Wednesday, 23 November 2022

Finance Bill 2022: Report Stage

 

6:52 pm

Photo of Mick BarryMick Barry (Cork North Central, Solidarity) | Oireachtas source

I move amendment No. 15:

In page 65, between lines 10 and 11, to insert the following:

“Reports

24. The Minister shall, within six months of the passing of this Act, prepare and lay before Dáil Éireann a report on the revenue gained from increasing corporation tax to 25 per cent for corporations with over €800,000 in profits and in closing loopholes that exist that allow corporations to hugely reduce their rate of tax.”.

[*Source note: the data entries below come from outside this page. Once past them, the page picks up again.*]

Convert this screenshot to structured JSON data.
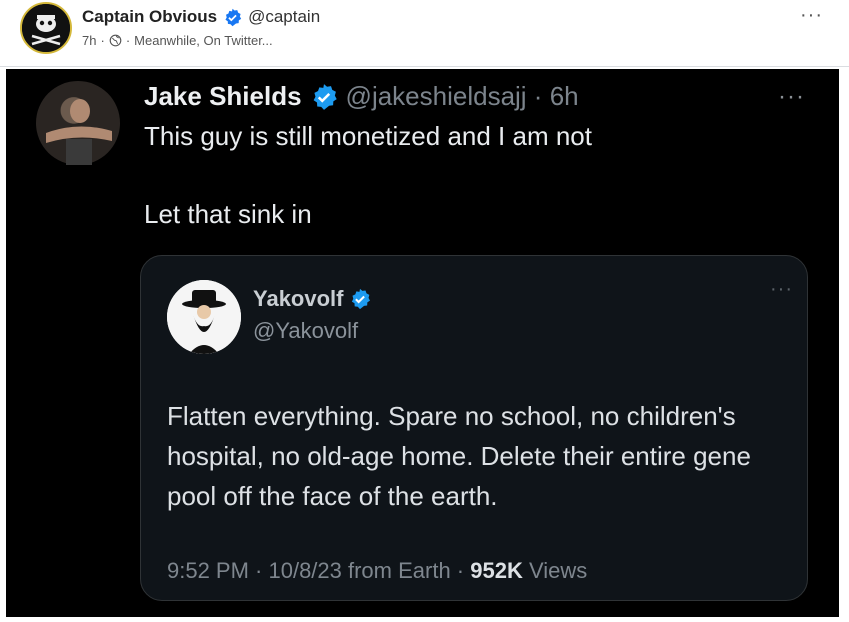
{
  "post": {
    "author": "Captain Obvious",
    "handle": "@captain",
    "time": "7h",
    "sep": "·",
    "caption": "Meanwhile, On Twitter...",
    "more": "···",
    "colors": {
      "verified": "#1877f2",
      "avatar_ring": "#d4b83a"
    },
    "icons": {
      "verified": "verified-badge-icon",
      "globe": "globe-icon",
      "more": "more-options-icon"
    }
  },
  "tweet": {
    "name": "Jake Shields",
    "handle_time": "@jakeshieldsajj · 6h",
    "line1": "This guy is still monetized and I am not",
    "line2": "Let that sink in",
    "more": "···",
    "colors": {
      "verified": "#1d9bf0",
      "background": "#000000"
    }
  },
  "quote": {
    "name": "Yakovolf",
    "handle": "@Yakovolf",
    "text": "Flatten everything. Spare no school, no children's hospital, no old-age home. Delete their entire gene pool off the face of the earth.",
    "footer_prefix": "9:52 PM · 10/8/23 from Earth · ",
    "views_count": "952K",
    "views_label": " Views",
    "more": "···",
    "colors": {
      "background": "#0f1419",
      "border": "#2f3336"
    }
  }
}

I start with a specific point regarding loopholes that exist to allow corporations to significantly reduce their rate of tax. I will ask the Minister a question that I have put to the Tánaiste and the Taoiseach but to which I have not received a fully reply. The Irish Times reported in July that it had been informed by Department of Finance officials that the European Court of Justice, ECJ, hearings on the Apple tax case were likely to be held in autumn and the court would give the State four to six weeks' notice that those hearings were about to begin in advance of a final decision on the case - the biggest tax case in corporate history - next year. I asked the Tánaiste and the Taoiseach the following questions. Do the State and the Department of Finance have any information as to the timing of those hearings? Will they take place before Christmas or in the new year? If it is the latter, when in the new year will they take place? Alternatively, does the State have no information whatsoever on this matter? I cannot imagine that there has not been contact between the Department of Finance and the relevant ECJ sources in that regard. If the Minister were to provide the House with that information, I would appreciate it.

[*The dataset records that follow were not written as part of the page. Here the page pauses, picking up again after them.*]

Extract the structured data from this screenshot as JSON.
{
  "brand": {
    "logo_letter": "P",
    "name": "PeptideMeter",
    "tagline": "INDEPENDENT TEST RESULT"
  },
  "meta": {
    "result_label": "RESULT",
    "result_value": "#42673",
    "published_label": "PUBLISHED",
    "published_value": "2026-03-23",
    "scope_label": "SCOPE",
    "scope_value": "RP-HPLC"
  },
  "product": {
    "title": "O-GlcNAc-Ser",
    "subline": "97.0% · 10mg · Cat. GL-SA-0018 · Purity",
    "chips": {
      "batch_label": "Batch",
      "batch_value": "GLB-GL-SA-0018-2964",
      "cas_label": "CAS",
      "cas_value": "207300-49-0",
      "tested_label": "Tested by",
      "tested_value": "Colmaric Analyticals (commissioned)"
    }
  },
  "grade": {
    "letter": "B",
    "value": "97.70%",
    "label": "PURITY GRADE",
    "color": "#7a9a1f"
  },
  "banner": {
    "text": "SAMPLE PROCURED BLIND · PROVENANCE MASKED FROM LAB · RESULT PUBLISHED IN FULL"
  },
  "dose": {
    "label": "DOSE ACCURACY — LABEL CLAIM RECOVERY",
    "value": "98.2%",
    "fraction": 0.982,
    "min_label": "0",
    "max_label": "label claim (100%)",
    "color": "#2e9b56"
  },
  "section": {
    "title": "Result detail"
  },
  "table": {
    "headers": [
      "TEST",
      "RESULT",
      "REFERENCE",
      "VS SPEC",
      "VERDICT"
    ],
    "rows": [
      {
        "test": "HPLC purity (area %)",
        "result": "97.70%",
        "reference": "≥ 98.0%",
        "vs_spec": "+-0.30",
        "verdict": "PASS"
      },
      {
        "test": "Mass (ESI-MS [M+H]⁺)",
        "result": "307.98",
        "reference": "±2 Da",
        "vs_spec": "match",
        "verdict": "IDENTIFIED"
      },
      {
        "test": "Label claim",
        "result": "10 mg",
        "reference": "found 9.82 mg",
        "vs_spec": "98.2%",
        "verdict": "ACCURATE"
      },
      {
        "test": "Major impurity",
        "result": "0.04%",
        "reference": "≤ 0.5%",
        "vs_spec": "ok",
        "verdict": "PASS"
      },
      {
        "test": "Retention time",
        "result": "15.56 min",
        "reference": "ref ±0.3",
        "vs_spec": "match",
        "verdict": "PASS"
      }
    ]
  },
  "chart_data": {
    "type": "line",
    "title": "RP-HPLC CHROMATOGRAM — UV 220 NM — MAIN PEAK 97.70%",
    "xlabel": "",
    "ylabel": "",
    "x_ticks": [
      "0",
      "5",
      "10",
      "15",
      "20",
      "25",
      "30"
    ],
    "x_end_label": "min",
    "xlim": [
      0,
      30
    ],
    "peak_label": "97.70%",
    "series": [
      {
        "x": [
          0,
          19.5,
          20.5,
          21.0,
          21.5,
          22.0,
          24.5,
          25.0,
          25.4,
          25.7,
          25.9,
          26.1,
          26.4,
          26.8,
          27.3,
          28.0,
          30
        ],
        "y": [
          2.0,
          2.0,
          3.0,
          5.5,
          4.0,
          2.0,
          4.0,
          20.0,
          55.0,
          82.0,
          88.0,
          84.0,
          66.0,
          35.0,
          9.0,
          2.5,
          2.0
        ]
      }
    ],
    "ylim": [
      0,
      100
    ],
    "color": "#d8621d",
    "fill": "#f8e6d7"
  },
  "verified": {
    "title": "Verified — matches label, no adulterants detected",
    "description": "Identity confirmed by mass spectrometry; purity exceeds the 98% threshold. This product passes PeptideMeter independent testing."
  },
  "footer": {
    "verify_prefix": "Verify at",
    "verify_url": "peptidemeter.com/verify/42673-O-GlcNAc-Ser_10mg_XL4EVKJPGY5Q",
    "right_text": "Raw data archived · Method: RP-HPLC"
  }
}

On the substantive issue of the amendment, what is the Minister's estimate for total corporation profits for 2022? I have tried to estimate total corporate profits for previous years. For example, we are told that the de facto rate of corporation tax paid in 2020 was closer to 8% than to 12.5%. Depending on whose estimate one goes by, it seems likely that corporation tax receipts this year will be approximately €20 billion. Perhaps the Minister can give the most up-to-date estimate in that regard. If it is €20 billion at a de factorate of 8%, that would point towards total corporate profits of €250 billion. I do not know whether the rate this year will be 8%, 9%, 10% or some other percentage. I ask the Minister to give the House his best estimate as to what the total corporate profits are likely to be this year.

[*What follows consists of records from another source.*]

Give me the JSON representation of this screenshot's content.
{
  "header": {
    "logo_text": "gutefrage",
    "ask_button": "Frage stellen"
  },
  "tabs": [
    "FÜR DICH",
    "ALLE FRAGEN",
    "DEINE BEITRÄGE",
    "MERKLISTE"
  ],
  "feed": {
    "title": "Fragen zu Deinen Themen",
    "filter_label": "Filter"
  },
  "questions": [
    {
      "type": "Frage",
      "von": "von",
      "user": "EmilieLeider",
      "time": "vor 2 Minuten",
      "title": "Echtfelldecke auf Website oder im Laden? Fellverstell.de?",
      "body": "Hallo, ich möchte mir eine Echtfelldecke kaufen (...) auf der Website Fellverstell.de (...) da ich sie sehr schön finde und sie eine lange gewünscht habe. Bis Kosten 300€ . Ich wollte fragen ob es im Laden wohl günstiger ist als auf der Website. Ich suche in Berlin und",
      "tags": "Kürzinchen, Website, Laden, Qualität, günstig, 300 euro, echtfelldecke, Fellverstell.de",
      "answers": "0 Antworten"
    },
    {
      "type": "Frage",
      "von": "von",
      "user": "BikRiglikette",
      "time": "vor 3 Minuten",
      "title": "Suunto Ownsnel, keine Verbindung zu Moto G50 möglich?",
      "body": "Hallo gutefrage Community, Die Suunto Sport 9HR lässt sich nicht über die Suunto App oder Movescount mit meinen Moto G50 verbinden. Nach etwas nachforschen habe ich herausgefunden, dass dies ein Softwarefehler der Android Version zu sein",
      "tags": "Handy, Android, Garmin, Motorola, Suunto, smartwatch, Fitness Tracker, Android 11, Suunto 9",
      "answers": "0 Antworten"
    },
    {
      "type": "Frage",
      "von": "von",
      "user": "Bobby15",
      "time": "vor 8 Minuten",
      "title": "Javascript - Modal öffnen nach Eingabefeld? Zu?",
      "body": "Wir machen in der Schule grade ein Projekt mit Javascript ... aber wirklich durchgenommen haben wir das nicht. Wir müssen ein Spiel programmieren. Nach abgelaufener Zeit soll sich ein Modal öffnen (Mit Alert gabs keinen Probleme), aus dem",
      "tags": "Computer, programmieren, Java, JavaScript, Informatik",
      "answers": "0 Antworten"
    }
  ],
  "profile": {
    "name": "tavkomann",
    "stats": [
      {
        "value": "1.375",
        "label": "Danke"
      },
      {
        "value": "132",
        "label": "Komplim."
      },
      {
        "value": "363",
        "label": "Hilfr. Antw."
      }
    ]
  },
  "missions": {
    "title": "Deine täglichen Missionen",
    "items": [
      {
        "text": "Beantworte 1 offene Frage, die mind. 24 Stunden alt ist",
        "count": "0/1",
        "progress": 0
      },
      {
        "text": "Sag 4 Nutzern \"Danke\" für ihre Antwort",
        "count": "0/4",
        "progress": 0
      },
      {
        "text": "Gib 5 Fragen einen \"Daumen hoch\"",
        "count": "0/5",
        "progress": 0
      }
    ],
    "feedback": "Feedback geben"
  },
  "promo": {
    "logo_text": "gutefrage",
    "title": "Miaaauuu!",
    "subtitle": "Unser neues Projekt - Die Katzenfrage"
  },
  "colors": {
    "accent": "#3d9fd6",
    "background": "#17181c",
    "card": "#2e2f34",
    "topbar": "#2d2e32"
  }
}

Irrespective of the figure the Minister provides, I know for a fact that it will relate to a vast quantity of untaxed wealth. At a time when workers on the lowest rate of income tax are paying at a rate of 20%, what will be paid by the corporations that are making fabulous profits will be not just less than that, it will be considerably less. The argument used by the Minister and the senior officials in his Department against raising corporation tax to the 20% rate for which others have advocated, or to anything above 15% is that if that is done, is that there will be a flight of capital. In other words, multinational investment will leave the country and the State may end up with a smaller tax take than if the rate was lower. However, I have yet to see convincing information and data to support that argument. Apart from anything else, that is why I would like to get the report to which the amendment refers.

Many serious commentators on the economy point to foreign direct investment in the State being based on other factors, such as access to the European Union and European markets, the State having an English-speaking workforce and population, the high level of education and so on. I would like to see a report placed before the House in order that these issues can be debated, rather than hearing arguments that are based on scaremongering and an attempt to panic people with the idea that if corporations were asked to pay a rate of tax that is not too much above the rate paid by workers on the lowest wages, who pay the lowest rate of income tax, they will leave the country. Let us have the report and be able to debate the issue on the basis of what it reveals. The key point is that there are vast amounts of untaxed profits and wealth at a time of incredible social need. I do not have to point to the 11,000 people in emergency accommodation or the 30, 40 or 50 other examples I could give. We need a realistic debate on these issues.